I’d visualized the flames, too. Visualized the nursery furniture, its pink rosebuds and indulgent ruffles, blackened by flames. The sleek suits Dex wore to court, and Sophie’s daisy jammies and her plushy animals, the wedding photos and the toothbrushes and the … there’s so much of our stuff. What would I feel as the Linsdale firefighters battled hellish flames and choking smoke, attempting—yet ultimately failing—to save any evidence the Hennessey family existed? I wouldn’t live to find out.
That was the point.
“Merce?” Katherine prompts.
Putting Kath on speaker, I get up from my desk chair and retie the strings of my sweatpants, yanking them tighter. The sweats, black and soft and now grotesquely too big for me, are XL. Not mine. His. Dex won’t be needing them. No matter how many days go by, I’ll never get used to that.
“Yeah, well, maybe.” I pace to the bookshelves and back to the desk. Trying to gauge whether I’m the crazy one.
“Come on, Merce. The jury’s chosen, all the boring motions out of the way. It’s all on camera now. You just dig up the deets on the nutcase mother.” Katherine’s voice follows me, reprising the fast-talking cajoling-editor tone she’d used on me and her other underlings, when we were all at City magazine. This year she began acquiring for Arbor Inc., the mega-co that owns City and a bunch of other publications, including Arbor’s true-crime imprint.
“I know, you’re like, another body in Boston Harbor?” She goes on. “But you gotta see this one’s different. It’s not a Mob hit on a snitch, not some heroin addict’s poor abused child, not a gang turf war. The killer is the gorgeous young mother next door. Ashlyn, I mean, even her name is perfect. You can’t turn on the TV without seeing that clip of her, all petulant and pouting off to jail. So we’ll need you to convey, you know, the secret torment of the seemingly typical suburban family. Give it the feel of real.”
The feel of real. Got it. I’m a writer. I’m a storyteller. I take the facts and make them fascinating. This story doesn’t need much help in that department.
“Like In Cold Blood,” Katherine continues, as if I’ve said yes. “Narrative nonfiction. Reportage. Truman Capote simply imagined half that stuff. Made up dialogue. How else could he write it? But you can do it, Merce, I know you can.”
“Well … okay,” I say. “Deal.” She thinks she’s convinced me. I’ll let her believe that.
“Terrific. I’ll email the paperwork.
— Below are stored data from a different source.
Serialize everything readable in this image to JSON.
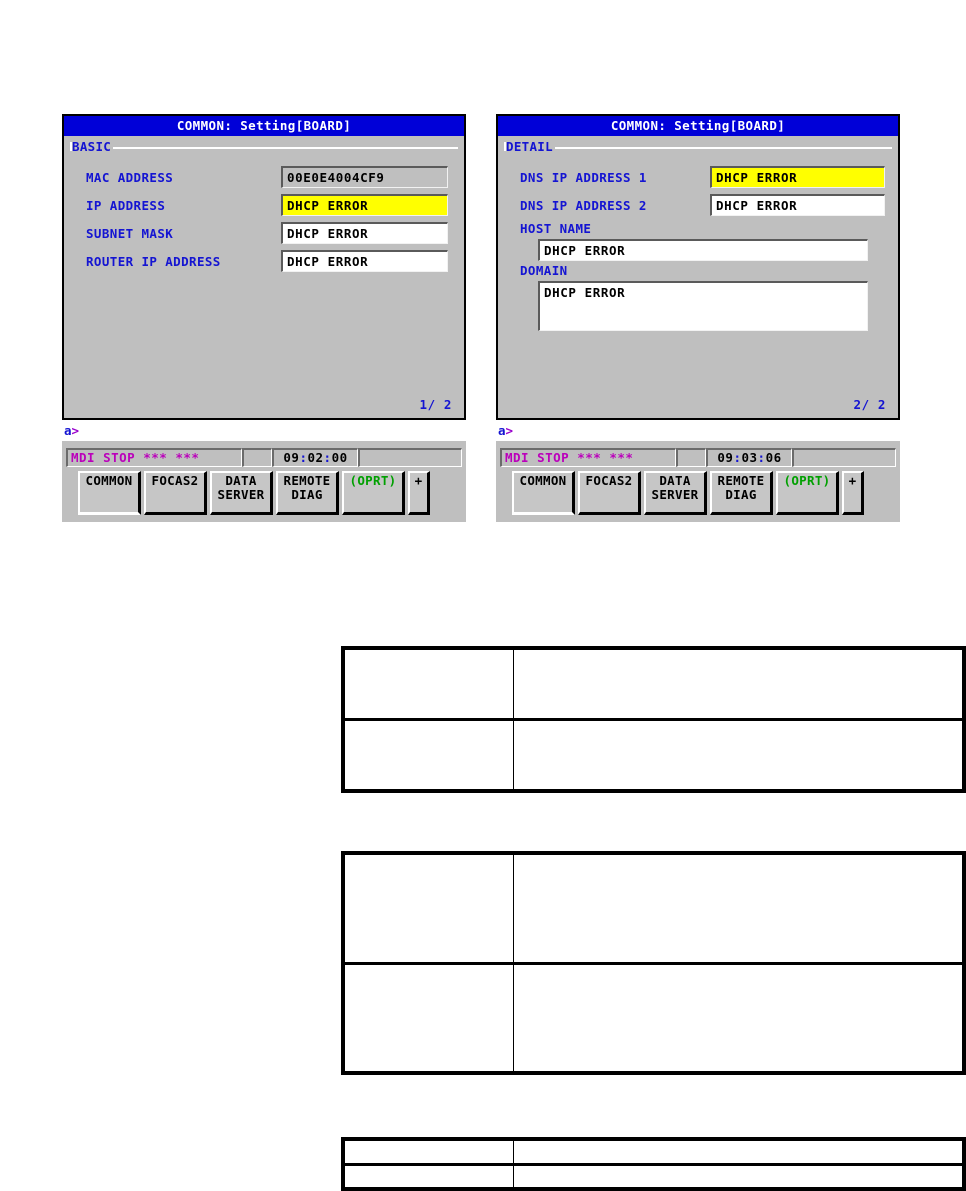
{
  "screens": [
    {
      "id": "basic",
      "title": "COMMON: Setting[BOARD]",
      "group_label": "BASIC",
      "fields": [
        {
          "label": "MAC ADDRESS",
          "value": "00E0E4004CF9",
          "style": "readonly"
        },
        {
          "label": "IP ADDRESS",
          "value": "DHCP ERROR",
          "style": "highlight"
        },
        {
          "label": "SUBNET MASK",
          "value": "DHCP ERROR",
          "style": "normal"
        },
        {
          "label": "ROUTER IP ADDRESS",
          "value": "DHCP ERROR",
          "style": "normal"
        }
      ],
      "page_indicator": "1/ 2",
      "prompt": {
        "text": "a",
        "caret": ">"
      },
      "status": {
        "mode": "MDI  STOP *** ***",
        "time_h": "09",
        "time_m": "02",
        "time_s": "00"
      }
    },
    {
      "id": "detail",
      "title": "COMMON: Setting[BOARD]",
      "group_label": "DETAIL",
      "fields": [
        {
          "label": "DNS IP ADDRESS 1",
          "value": "DHCP ERROR",
          "style": "highlight"
        },
        {
          "label": "DNS IP ADDRESS 2",
          "value": "DHCP ERROR",
          "style": "normal"
        }
      ],
      "fullboxes": [
        {
          "label": "HOST NAME",
          "value": "DHCP ERROR",
          "size": "h1"
        },
        {
          "label": "DOMAIN",
          "value": "DHCP ERROR",
          "size": "h2"
        }
      ],
      "page_indicator": "2/ 2",
      "prompt": {
        "text": "a",
        "caret": ">"
      },
      "status": {
        "mode": "MDI  STOP *** ***",
        "time_h": "09",
        "time_m": "03",
        "time_s": "06"
      }
    }
  ],
  "softkeys": [
    {
      "label": "COMMON",
      "kind": "selected"
    },
    {
      "label": "FOCAS2",
      "kind": "normal"
    },
    {
      "label": "DATA\nSERVER",
      "kind": "normal"
    },
    {
      "label": "REMOTE\nDIAG",
      "kind": "normal"
    },
    {
      "label": "(OPRT)",
      "kind": "oprt"
    },
    {
      "label": "+",
      "kind": "plus"
    }
  ],
  "doc_tables": [
    {
      "id": "table-1",
      "rows": [
        {
          "type": "head",
          "cells": [
            "",
            ""
          ]
        },
        {
          "type": "body",
          "cells": [
            "",
            ""
          ]
        }
      ]
    },
    {
      "id": "table-2",
      "rows": [
        {
          "type": "head",
          "cells": [
            "",
            ""
          ]
        },
        {
          "type": "body",
          "cells": [
            "",
            ""
          ]
        }
      ]
    },
    {
      "id": "table-3",
      "rows": [
        {
          "type": "head",
          "cells": [
            "",
            ""
          ]
        },
        {
          "type": "body",
          "cells": [
            "",
            ""
          ]
        }
      ]
    }
  ],
  "colors": {
    "title_bar": "#0000d8",
    "label_blue": "#1414d2",
    "highlight_yellow": "#ffff00",
    "screen_gray": "#bfbfbf",
    "status_magenta": "#bb00bb",
    "oprt_green": "#00a000",
    "prompt_purple": "#9900cc"
  }
}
There’s no one better for this job. You’ll kill it.” Katherine says. “Oh. Sorry, honey. But you know what I mean. You okay?”
“Sure.” She doesn’t know the half of it. “Talk soon.”
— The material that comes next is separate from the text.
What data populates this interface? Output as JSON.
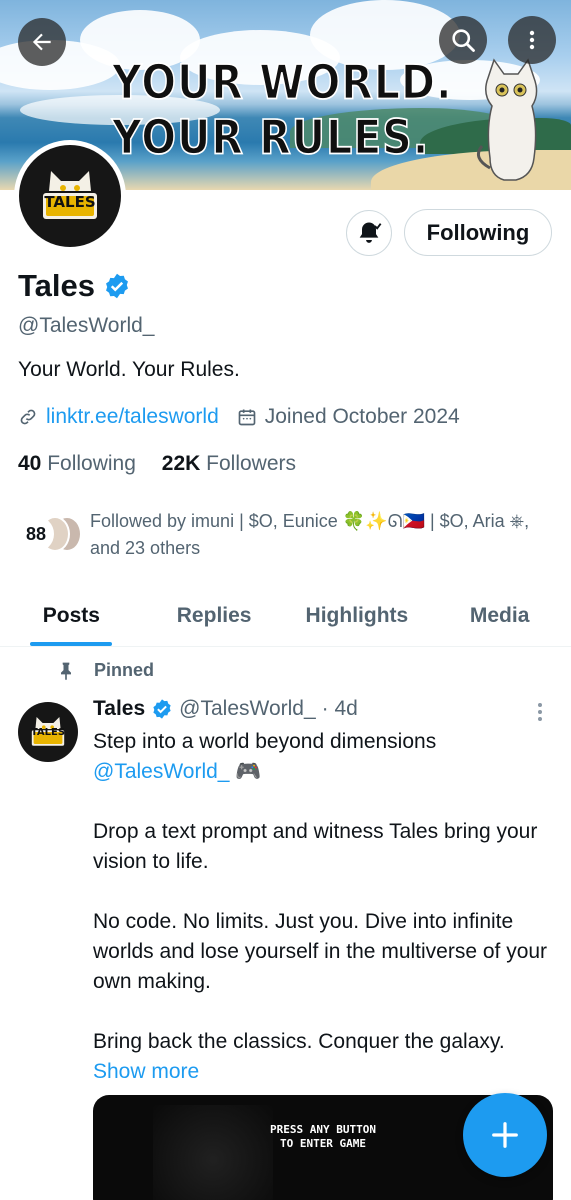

I hang up the phone, looking out my study window, down our—my—flagstone front walk and our—my—quiet neighborhood, still serenely green on a September morning, as if nothing has changed. As if my Sophie were still alive, and Dex, too. Funny what strength there is in purpose.
“Rot in hell, Ashlyn Bryant,” I say. And then, “This is for you, darling ones.”
But of course they’re not here to thank me.